The usual way to install these extensions is to download the extension package via the download link (the file has an oxt file extension).

Drag and drop the oxt file onto a running instance of LibreOffice, for example, onto the LibreOffice app icon in the Dock.

The Extension Manager GUI should be displayed and should ask you to confirm that you wish to install the extension. If the extension installs successfully, you will be asked whether you want to restart LibreOffice in order for the extension to be recognised for future use. On restart, when you open a Writer document, you should see a pair og bright green binoculars in the main toolbar on the left hand side. Clicking on those binoculars will bring up the Alternative Search & Replace tool. It is here that you should try entering the commands given in Ask link page I referred to earlier.
Comment 15 Alex Thurgood 2021-10-11 10:59:10 UTC
(In reply to Alex Thurgood from comment #14)
> (In reply to David Sherman from comment #12)
>
It is here that you should
> try entering the commands given in Ask link page I referred to earlier.
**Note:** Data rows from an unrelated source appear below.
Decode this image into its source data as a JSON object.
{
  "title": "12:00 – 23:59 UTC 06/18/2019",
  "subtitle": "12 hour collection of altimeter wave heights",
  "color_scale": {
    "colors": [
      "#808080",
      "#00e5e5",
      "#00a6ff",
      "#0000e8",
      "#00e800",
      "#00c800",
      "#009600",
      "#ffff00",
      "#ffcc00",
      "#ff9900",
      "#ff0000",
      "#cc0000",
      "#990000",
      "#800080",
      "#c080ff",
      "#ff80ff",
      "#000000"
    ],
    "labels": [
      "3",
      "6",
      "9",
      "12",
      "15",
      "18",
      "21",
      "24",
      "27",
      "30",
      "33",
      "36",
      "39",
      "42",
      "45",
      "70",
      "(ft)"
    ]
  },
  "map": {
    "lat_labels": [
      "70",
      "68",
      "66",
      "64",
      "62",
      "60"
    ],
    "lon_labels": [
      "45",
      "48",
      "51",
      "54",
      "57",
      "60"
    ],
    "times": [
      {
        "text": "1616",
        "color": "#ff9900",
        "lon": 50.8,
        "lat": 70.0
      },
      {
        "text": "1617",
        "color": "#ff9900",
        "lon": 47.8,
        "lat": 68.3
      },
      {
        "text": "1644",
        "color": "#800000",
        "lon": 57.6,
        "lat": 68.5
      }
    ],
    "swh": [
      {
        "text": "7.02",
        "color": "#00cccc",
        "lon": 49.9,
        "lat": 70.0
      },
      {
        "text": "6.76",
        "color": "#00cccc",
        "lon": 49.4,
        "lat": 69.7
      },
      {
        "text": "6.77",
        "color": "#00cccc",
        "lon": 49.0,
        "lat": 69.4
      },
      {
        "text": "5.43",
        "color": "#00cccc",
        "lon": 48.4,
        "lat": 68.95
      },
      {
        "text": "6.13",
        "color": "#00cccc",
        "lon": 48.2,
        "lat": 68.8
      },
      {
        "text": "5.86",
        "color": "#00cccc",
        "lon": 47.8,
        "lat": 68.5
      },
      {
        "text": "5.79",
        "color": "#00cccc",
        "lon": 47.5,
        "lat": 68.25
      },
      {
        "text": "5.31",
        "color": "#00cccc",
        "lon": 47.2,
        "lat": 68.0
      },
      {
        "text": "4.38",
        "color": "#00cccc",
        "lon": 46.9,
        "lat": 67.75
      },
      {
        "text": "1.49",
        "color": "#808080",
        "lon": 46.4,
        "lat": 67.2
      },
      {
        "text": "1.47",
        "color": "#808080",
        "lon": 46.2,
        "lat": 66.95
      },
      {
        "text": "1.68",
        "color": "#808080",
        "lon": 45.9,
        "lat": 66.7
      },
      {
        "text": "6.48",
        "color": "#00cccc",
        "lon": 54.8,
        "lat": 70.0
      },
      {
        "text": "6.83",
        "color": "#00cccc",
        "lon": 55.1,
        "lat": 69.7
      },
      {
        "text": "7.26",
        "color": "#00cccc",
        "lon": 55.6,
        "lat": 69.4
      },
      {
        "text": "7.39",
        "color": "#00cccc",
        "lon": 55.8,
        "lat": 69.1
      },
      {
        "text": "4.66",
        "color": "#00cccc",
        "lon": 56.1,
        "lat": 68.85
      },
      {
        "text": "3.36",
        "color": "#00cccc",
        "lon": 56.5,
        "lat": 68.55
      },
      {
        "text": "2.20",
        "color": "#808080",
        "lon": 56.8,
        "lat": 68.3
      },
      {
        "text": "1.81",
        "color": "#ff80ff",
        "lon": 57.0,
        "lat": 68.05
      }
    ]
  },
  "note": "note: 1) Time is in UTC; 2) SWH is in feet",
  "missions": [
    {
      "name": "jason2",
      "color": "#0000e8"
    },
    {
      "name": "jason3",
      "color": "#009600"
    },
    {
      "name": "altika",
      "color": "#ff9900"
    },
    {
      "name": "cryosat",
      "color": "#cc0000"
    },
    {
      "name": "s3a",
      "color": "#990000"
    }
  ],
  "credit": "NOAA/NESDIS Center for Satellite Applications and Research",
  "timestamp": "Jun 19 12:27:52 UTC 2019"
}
In the AltSearchReplace dialog, instead of typing in \m as the search string (which didn't find any occurrences), use the dropdown menu Regular Expressions and select the appropriate command from the dropdown menu. This works for me with:

Version: 7.2.1.2 / LibreOffice Community
Build ID: 87b77fad49947c1441b67c559c339af8f3517e22
CPU threads: 8; OS: Mac OS X 10.16; UI render: default; VCL: osx
Locale: fr-FR (fr_FR.UTF-8); UI: fr-FR
Calc: threaded

Unfortunately, although it finds and replaces 138 occurrences, the changes are not displayed, even after saving as ODT or DOCX...
Comment 16 David Sherman 2021-10-11 11:17:16 UTC
Thanks very much, Alex. The Mac made the extension install even easier than you had indicated; once I downloaded it, it opened LibreOffice and invited me to install it, then invited me to restart LibreOffice.

And I was able to get the changes to run using the Regular Expressions menu entry as you indicated.
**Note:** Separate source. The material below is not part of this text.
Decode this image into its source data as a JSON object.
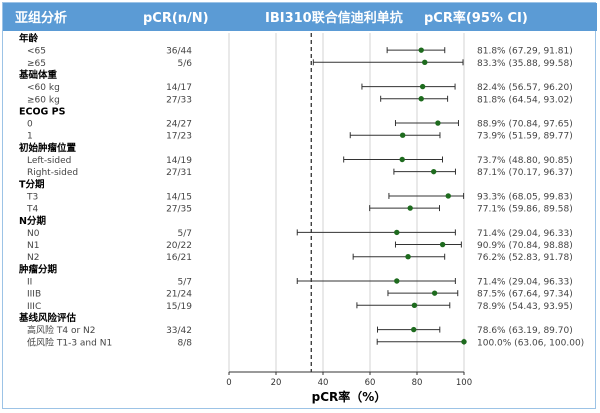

Much appreciated. I can live with running this workaround each time I convert a file. (Though I still don't know where the page breaks came from suddenly.)
Comment 17 QA Administrators 2023-10-12 03:17:12 UTC Comment hidden (obsolete)
Comment 18 David Sherman 2023-10-12 04:43:29 UTC
I just received a message from Bugzilla asking that I check whether this bug us still present. It is. I have downloaded the latest version of LibreOffice (7.6.2.1 running on a MacBook Pro, MacOS version 12.7, and the bug is the same.

I use LibreOffice several times a week to convert Word 4 files to .docx (to send to others), and the same bug still appears. A hard page break gets inserted at the end of a line, more or less near the end of each page but not in any consistent place, and definitely not at the page-break point.

I have a workaround in Word (after saving he .docx from LibreOffice), which is simply to search for every ^m and delete it, but a global delete won't work because, if the hard break was inserted in the middle of a paragraph, I have to reconnect the split paragraphs into one, whereas if it wasn't, I just delete the hard break. So I have to search for each instance of ^m manually and fix it. It's a bit annoying but manageable, and I have no alternative. I have tens of thousands of files I've written over 35 years in Word 4, and I still access many of them regularly and still write new documents in Word 4 for efficiency.

So the bug is still present. Contrary to others on this trail who claimed that the hard breaks were in the original file, they aren't visible in Word 4, and they never showed up before (I used Word's own built-in conversion tools for decades until Microsoft stopped supporting conversion from Word 4 a few years ago).

Thanks to anyone who can help solve this.